Die meditativ gemalten Millionen von Punkten retteten ihr das Leben
1973 kehrt sie nach Japan zurück, weist sich in eine Klinik in Tokio mit Studio zur Tagarbeit gegenüber ein und verarbeitet ihre Ängste in rastlosen Bildserien wie auch einem Dutzend schonungslos offener Romane und Gedichten, die wie „Violet Obsession“ vielsagende Zeilen wie „Veilchen kommen aus der Tischdecke“ enthalten.

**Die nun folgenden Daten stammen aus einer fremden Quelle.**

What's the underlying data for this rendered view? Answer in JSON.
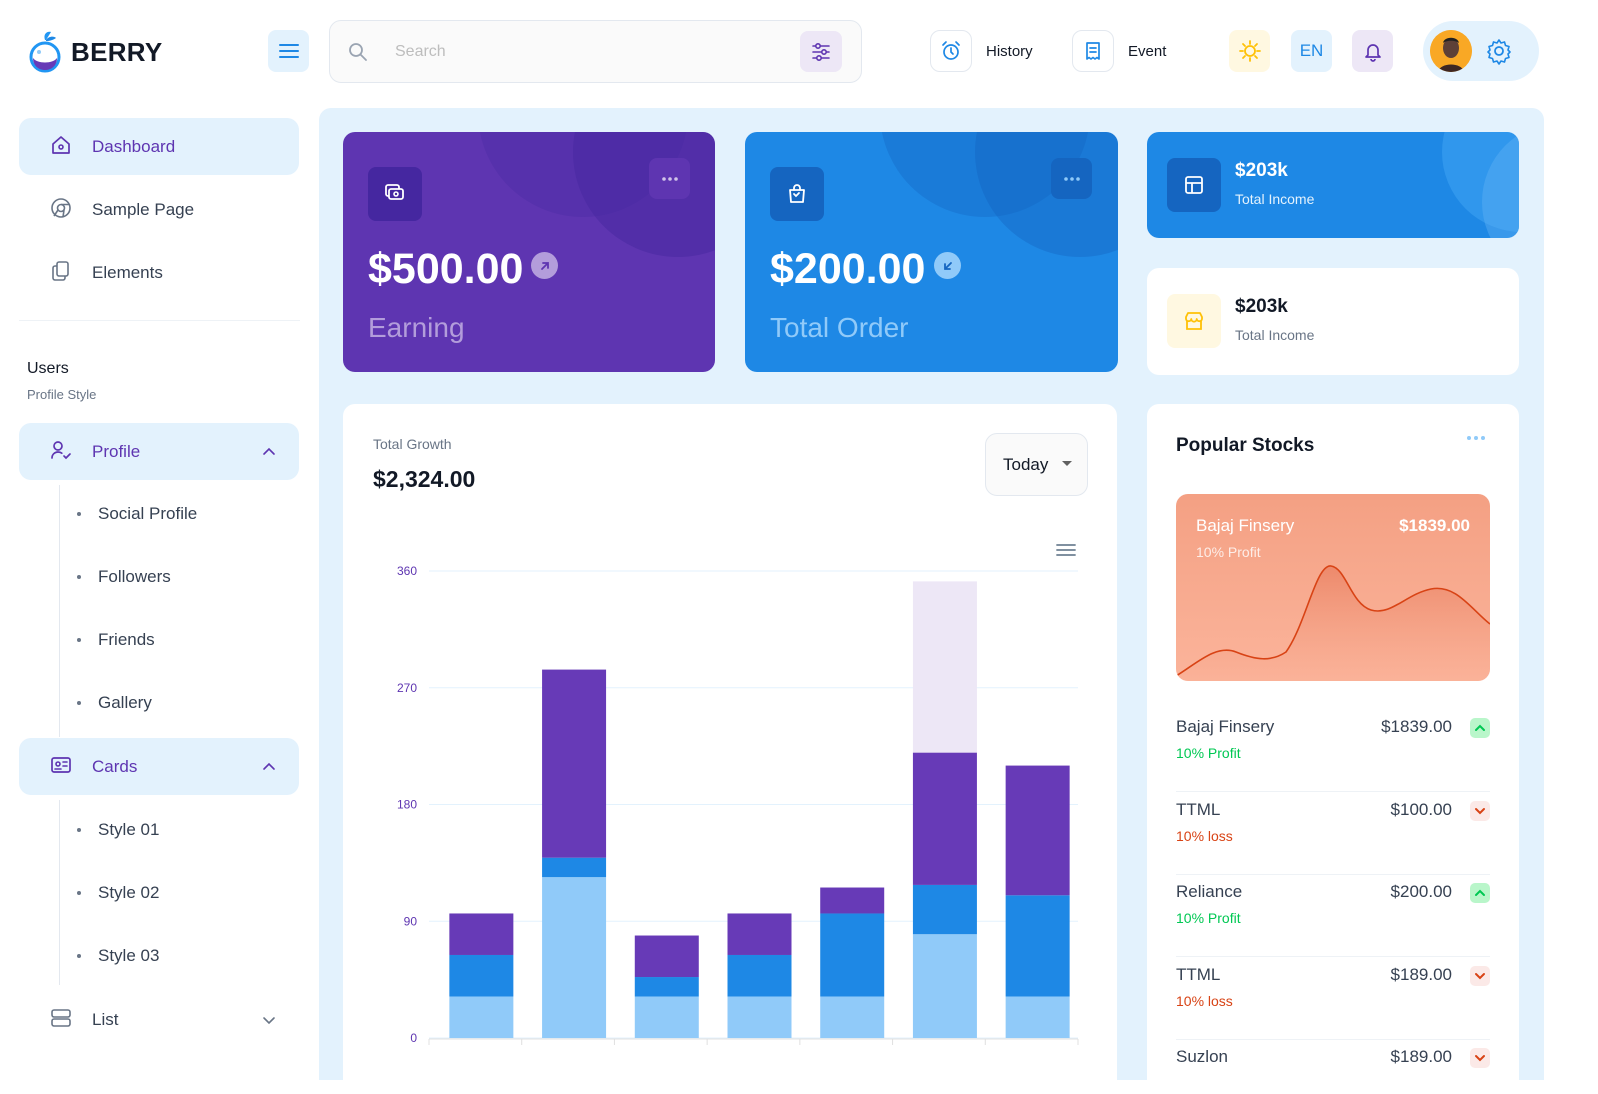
{
  "app": {
    "name": "BERRY"
  },
  "search": {
    "placeholder": "Search"
  },
  "header": {
    "history_label": "History",
    "event_label": "Event",
    "lang_label": "EN"
  },
  "sidebar": {
    "items": [
      {
        "label": "Dashboard",
        "icon": "home-icon"
      },
      {
        "label": "Sample Page",
        "icon": "brand-chrome-icon"
      },
      {
        "label": "Elements",
        "icon": "copy-icon"
      }
    ],
    "group_title": "Users",
    "group_caption": "Profile Style",
    "profile": {
      "label": "Profile",
      "children": [
        "Social Profile",
        "Followers",
        "Friends",
        "Gallery"
      ]
    },
    "cards": {
      "label": "Cards",
      "children": [
        "Style 01",
        "Style 02",
        "Style 03"
      ]
    },
    "list": {
      "label": "List"
    }
  },
  "earning_card": {
    "amount": "$500.00",
    "label": "Earning"
  },
  "order_card": {
    "amount": "$200.00",
    "label": "Total Order"
  },
  "income_cards": [
    {
      "value": "$203k",
      "caption": "Total Income"
    },
    {
      "value": "$203k",
      "caption": "Total Income"
    }
  ],
  "growth": {
    "caption": "Total Growth",
    "value": "$2,324.00",
    "period": "Today"
  },
  "chart_data": {
    "type": "bar",
    "stacked": true,
    "y_ticks": [
      "0",
      "90",
      "180",
      "270",
      "360"
    ],
    "ylim": [
      0,
      360
    ],
    "categories": [
      "",
      "",
      "",
      "",
      "",
      "",
      ""
    ],
    "series": [
      {
        "values": [
          32,
          124,
          32,
          32,
          32,
          80,
          32
        ],
        "color": "#90caf9"
      },
      {
        "values": [
          32,
          15,
          15,
          32,
          64,
          38,
          78
        ],
        "color": "#1e88e5"
      },
      {
        "values": [
          32,
          145,
          32,
          32,
          20,
          102,
          100
        ],
        "color": "#673ab7"
      },
      {
        "values": [
          0,
          0,
          0,
          0,
          0,
          132,
          0
        ],
        "color": "#ede7f6"
      }
    ]
  },
  "stocks": {
    "title": "Popular Stocks",
    "hero": {
      "name": "Bajaj Finsery",
      "price": "$1839.00",
      "caption": "10% Profit"
    },
    "rows": [
      {
        "name": "Bajaj Finsery",
        "price": "$1839.00",
        "status": "10% Profit",
        "trend": "up"
      },
      {
        "name": "TTML",
        "price": "$100.00",
        "status": "10% loss",
        "trend": "down"
      },
      {
        "name": "Reliance",
        "price": "$200.00",
        "status": "10% Profit",
        "trend": "up"
      },
      {
        "name": "TTML",
        "price": "$189.00",
        "status": "10% loss",
        "trend": "down"
      },
      {
        "name": "Suzlon",
        "price": "$189.00",
        "status": "",
        "trend": "down"
      }
    ]
  },
  "colors": {
    "primary": "#1e88e5",
    "secondary": "#5e35b1",
    "success": "#00c853",
    "error": "#d84315"
  }
}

Noch das grüngrundig wogende „Sprouting“ von 1992 verkörpert ein unausgesetztes Sprießen und das zyklische, potentiell unendliche Wachsen und Vergehen alles Organischen. Was für die meisten Betrachter eher wie Tentakel oder Flammen wirkt, sind für Yayoi Kusama „Bäume“. Kusamas wundersamstes Bild in Köln aber bleibt „Repetitive Vision of Floral Pistil“: Mit seinen Tausenden sorgsam gemalter Punkte in Ranken und Blütenformen changiert es permanent zwischen Blumen im Freien, Amöben im Mikrobereich und Zellen, die im Körperinnern herumschwimmen. Auch diese punktierten Blüten kommen ohne halluzinogene Hilfsmittel auf den Betrachter zu und verkriechen sich dann wieder in den Hintergrund.

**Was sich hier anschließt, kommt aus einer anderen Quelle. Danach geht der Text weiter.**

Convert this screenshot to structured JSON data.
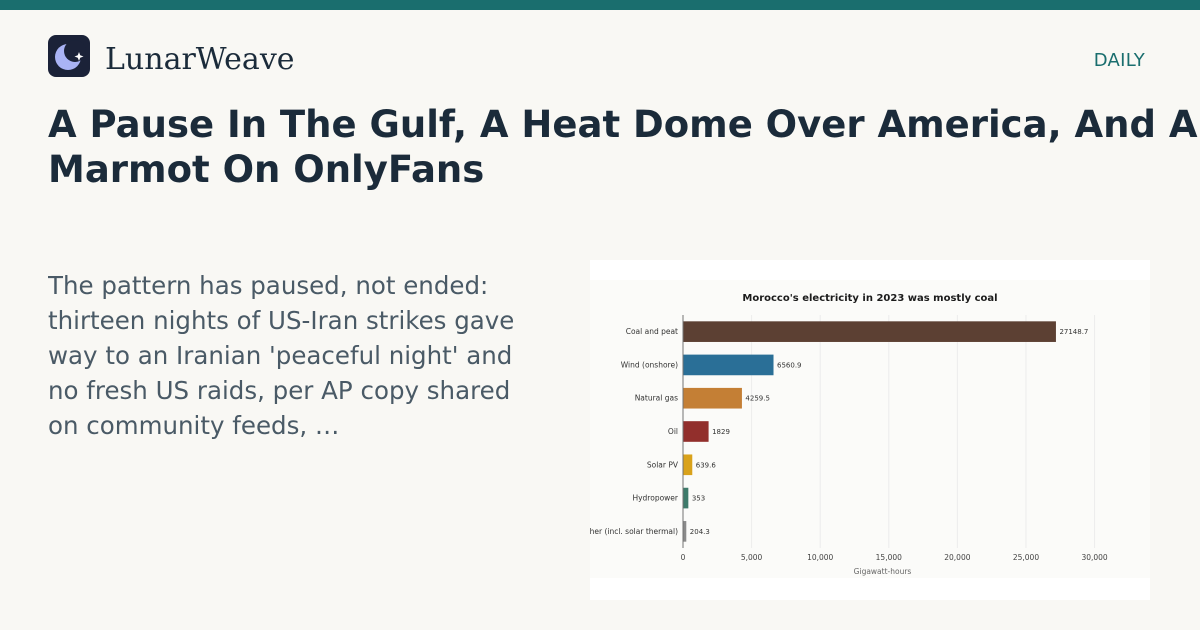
{
  "brand": {
    "name": "LunarWeave",
    "icon": "crescent-moon-icon",
    "accent_color": "#1a6e6e",
    "logo_bg": "#1b2238"
  },
  "section_label": "DAILY",
  "headline": {
    "line1": "A Pause In The Gulf, A Heat Dome Over America, And A",
    "line2": "Marmot On OnlyFans"
  },
  "excerpt": "The pattern has paused, not ended: thirteen nights of US-Iran strikes gave way to an Iranian 'peaceful night' and no fresh US raids, per AP copy shared on community feeds, …",
  "chart_data": {
    "type": "bar",
    "orientation": "horizontal",
    "title": "Morocco's electricity in 2023 was mostly coal",
    "xlabel": "Gigawatt-hours",
    "ylabel": "",
    "xlim": [
      0,
      32000
    ],
    "xticks": [
      0,
      5000,
      10000,
      15000,
      20000,
      25000,
      30000
    ],
    "xtick_labels": [
      "0",
      "5,000",
      "10,000",
      "15,000",
      "20,000",
      "25,000",
      "30,000"
    ],
    "grid": true,
    "categories": [
      "Coal and peat",
      "Wind (onshore)",
      "Natural gas",
      "Oil",
      "Solar PV",
      "Hydropower",
      "Other (incl. solar thermal)"
    ],
    "values": [
      27148.7,
      6560.9,
      4259.5,
      1829,
      639.6,
      353,
      204.3
    ],
    "value_labels": [
      "27148.7",
      "6560.9",
      "4259.5",
      "1829",
      "639.6",
      "353",
      "204.3"
    ],
    "colors": [
      "#5c4033",
      "#2a6f97",
      "#c47f35",
      "#922f2c",
      "#d9a21b",
      "#3d7a6a",
      "#8a8a8a"
    ]
  }
}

Obwohl das Auge im Lauf der Ausstellung gelernt hat, die Punkte zunehmend plastisch zu sehen, freut man sich dennoch unbändig auf die drei eigens fürs Ludwig eingerichteten dreidimensionalen Monumentalräume. Der verspiegelte gelb-schwarze Saal mit seinen Tentakeln überwältigt mit seinen mehr als zehn Metern Raumhöhe und den unendlichen Spiegelungen, vor allem in dem wie in einer Matroschkapuppe eingestellten, sechs mal sechs Meter messenden „Mirrored Room“ im Zentrum. Eine Begegnung der dritten Art ist die in Schwarzlicht getauchte Rekonstruktion eines kombinierten Schlaf- und Wohnzimmers „I’m Here, But Nothing“ von 2000, in dem auf violetten Wänden Hunderte von fluoreszierenden Klebepunkten (auch auf einem Kitschbild des Kölner Doms) aufgebracht sind, die sich nach Kurzem auf den Betrachter zubewegen und real werden. Der Weg dorthin führt an einer Auswahl aus dem inzwischen auf siebenhundert Stücke angewachsenen Bilderzyklus „My Eternal Soul“ vorbei, die in ihrer Farbigkeit und den Punktketten formal an jahrtausendealte Aborigineskunst Australiens erinnert.
Sublimer als der letzte Teil der Schau auf der Museumsterrasse könnte die Rückbindung an das erste Werk Kusamas in Köln nicht sein: Drei je 1200 Kilogramm schwere Pflanzen winden sich vor der Kulisse des Doms und halten untereinander wie auch mit der von steinernen Kriechblumen, Lilien und Fialen überzuckerten gotischen Kathedrale innige Zwiesprache. Ein kubisch-futuristischer „Teezeremonie“-Raum daneben schimmert außen silbern und ist im Innern erneut vollverglast und punktiert. Er ist betretbar und überbrückt als meditative Stoa und west-östlicher Diwan Fernost und die neue Welt, indem er allen, der Künstlerin wie den Betrachtern, Seelenruhe schenkt.